Although several studies have reported significant SNPs associated with fertility traits in cattle on BTA14 [23, 24, 29–31], we did not detect any significant SNP associated with HR and AFC on this chromosome. This may be due to genetic differences between Bos taurus and Bos indicus, since Bos indicus females reach puberty later than Bos taurus females. Evidence from Hawken et al. [23], who reported that the number of significant SNPs on BTA14 associated with fertility traits was much smaller in Brahman cattle than that from other studies in Bos taurus [29-31], supports this hypothesis.

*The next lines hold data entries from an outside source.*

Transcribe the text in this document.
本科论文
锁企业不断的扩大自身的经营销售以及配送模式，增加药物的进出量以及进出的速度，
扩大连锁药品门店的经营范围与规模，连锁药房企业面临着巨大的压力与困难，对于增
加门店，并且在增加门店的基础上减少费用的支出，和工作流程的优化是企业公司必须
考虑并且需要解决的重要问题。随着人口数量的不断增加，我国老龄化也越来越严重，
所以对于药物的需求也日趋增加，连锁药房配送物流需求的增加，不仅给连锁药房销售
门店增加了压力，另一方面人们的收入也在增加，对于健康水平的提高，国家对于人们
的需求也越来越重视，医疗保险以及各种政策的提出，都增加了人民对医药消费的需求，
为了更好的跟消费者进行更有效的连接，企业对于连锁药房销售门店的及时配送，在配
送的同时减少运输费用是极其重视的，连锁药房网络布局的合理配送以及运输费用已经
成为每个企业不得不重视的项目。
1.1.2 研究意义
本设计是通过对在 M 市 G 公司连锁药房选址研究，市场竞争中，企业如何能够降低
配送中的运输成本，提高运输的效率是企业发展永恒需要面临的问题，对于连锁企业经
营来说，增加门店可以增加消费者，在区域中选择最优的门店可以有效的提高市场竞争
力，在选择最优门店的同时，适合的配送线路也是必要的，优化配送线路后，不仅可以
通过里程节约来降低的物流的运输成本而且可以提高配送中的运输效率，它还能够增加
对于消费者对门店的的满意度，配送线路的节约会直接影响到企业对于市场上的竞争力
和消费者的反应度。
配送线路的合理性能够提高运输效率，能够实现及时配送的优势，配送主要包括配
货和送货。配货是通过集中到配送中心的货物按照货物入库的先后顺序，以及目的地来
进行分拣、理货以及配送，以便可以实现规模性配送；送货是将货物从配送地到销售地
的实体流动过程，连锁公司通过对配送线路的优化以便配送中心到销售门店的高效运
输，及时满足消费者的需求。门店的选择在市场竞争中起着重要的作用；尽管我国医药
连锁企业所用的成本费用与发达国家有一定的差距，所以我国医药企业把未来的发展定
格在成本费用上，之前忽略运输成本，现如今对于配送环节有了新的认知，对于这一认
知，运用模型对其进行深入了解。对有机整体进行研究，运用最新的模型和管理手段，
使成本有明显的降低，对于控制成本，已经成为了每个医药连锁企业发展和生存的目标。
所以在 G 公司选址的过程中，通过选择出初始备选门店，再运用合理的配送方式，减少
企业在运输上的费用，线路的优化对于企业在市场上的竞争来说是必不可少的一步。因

Taken together, the 42 SNPs significant for HR and the 19 SNPs significant for AFC explained 11.35 % (Table 3) and 6.42 % (Table 4) of the phenotypic variance of these traits, respectively. These SNPs will be useful to generate a specific panel for Nellore animals.

Table 3

Significant SNPs for heifer rebreeding with chromosome number, percentage of phenotypic variance explained by the SNP (%PV) and cumulative percentage (%CPV)

SNP	BTA	%PV	%CPV
BovineHD1000022473	10	1.45	1.45
BovineHD0900024233	9	1.25	2.70
BovineHD1400008910	14	1.08	3.78
BovineHD0300017549	3	1.02	4.80
BovineHD1600009861	16	0.69	5.49
BovineHD1000029156	10	0.55	6.04
BovineHD1300002848	13	0.37	6.41
BovineHD1300010716	13	0.37	6.78
BovineHD2500001186	25	0.35	7.13
BovineHD1400015365	14	0.34	7.47
BovineHD2700003551	27	0.31	7.78
BovineHD1600009851	16	0.3	8.08
BovineHD2000003210	20	0.27	8.35
BovineHD2200012027	22	0.26	8.61
BovineHD2300006979	23	0.25	8.86
BovineHD2000003214	20	0.24	9.10
BovineHD1300003397	13	0.22	9.32
BovineHD1300010715	13	0.22	9.54
BovineHD2700012809	27	0.21	9.75
BovineHD1400008946	14	0.19	9.94
BovineHD0900024387	9	0.17	10.11
BovineHD1300003401	13	0.16	10.27
BovineHD0900024630	9	0.15	10.42
BovineHD2000003208	20	0.15	10.57
BovineHD2700001047	27	0.09	10.66
BovineHD0800023325	8	0.08	10.74
BovineHD0900024229	9	0.08	10.82
BovineHD1000029149	10	0.08	10.9
BovineHD0700027122	7	0.07	10.97
BovineHD0300004387	3	0.05	11.02
BovineHD0400020154	4	0.05	11.07
BovineHD1000027195	10	0.05	11.12
BovineHD1800012552	18	0.05	11.17
BovineHD1000027196	10	0.04	11.21
BovineHD2500000286	25	0.04	11.25
BovineHD0200019275	2	0.03	11.28
BovineHD2000003968	20	0.03	11.31
BovineHD1100007588	11	0.02	11.33
BovineHD0300002153	3	0.01	11.34
BovineHD0400035711	4	0.01	11.35
BovineHD2100018913	21	0	11.35
BovineHD2300008276	23	0	11.35

Table 4

Significant SNPs for age at first calving with chromosome number, percentage of phenotypic variance explained by the SNP (%PV) and cumulative percentage (%CPV)

SNP	BTA	%PV	%CPV
BovineHD0900024233	9	1.02	1.02
BovineHD1400008910	14	0.82	1.84
BovineHD2500001186	25	0.82	2.66
BovineHD1000029149	10	0.61	3.27
BovineHD0900024630	9	0.52	3.79
BovineHD1300010715	13	0.51	4.30
BovineHD2500000286	25	0.37	4.67
BovineHD1300003397	13	0.25	4.92
BovineHD2000003208	20	0.22	5.14
BovineHD0400020154	4	0.21	5.35
BovineHD1000027195	10	0.21	5.56
BovineHD0900024229	9	0.15	5.71
BovineHD1300002848	13	0.14	5.85
BovineHD1400015365	14	0.14	5.99
BovineHD2200012027	22	0.12	6.11
BovineHD2300008276	23	0.09	6.20
BovineHD1400008946	14	0.08	6.28
BovineHD0900024387	9	0.07	6.35
BovineHD1000027196	10	0.07	6.42

Conclusions

The use of Bayes factors to determine the significance of SNPs allowed us to identify two sets of significant SNPs, i.e., 42 for HR and 19 for AFC that explain 11.35 % and 6.42 % of their phenotypic variance, respectively. These SNPs provide relevant information about HR and AFC that will contribute to elucidate which genes affect these traits. Our results led us to suggest a list of candidate genes for reproductive traits in beef cattle.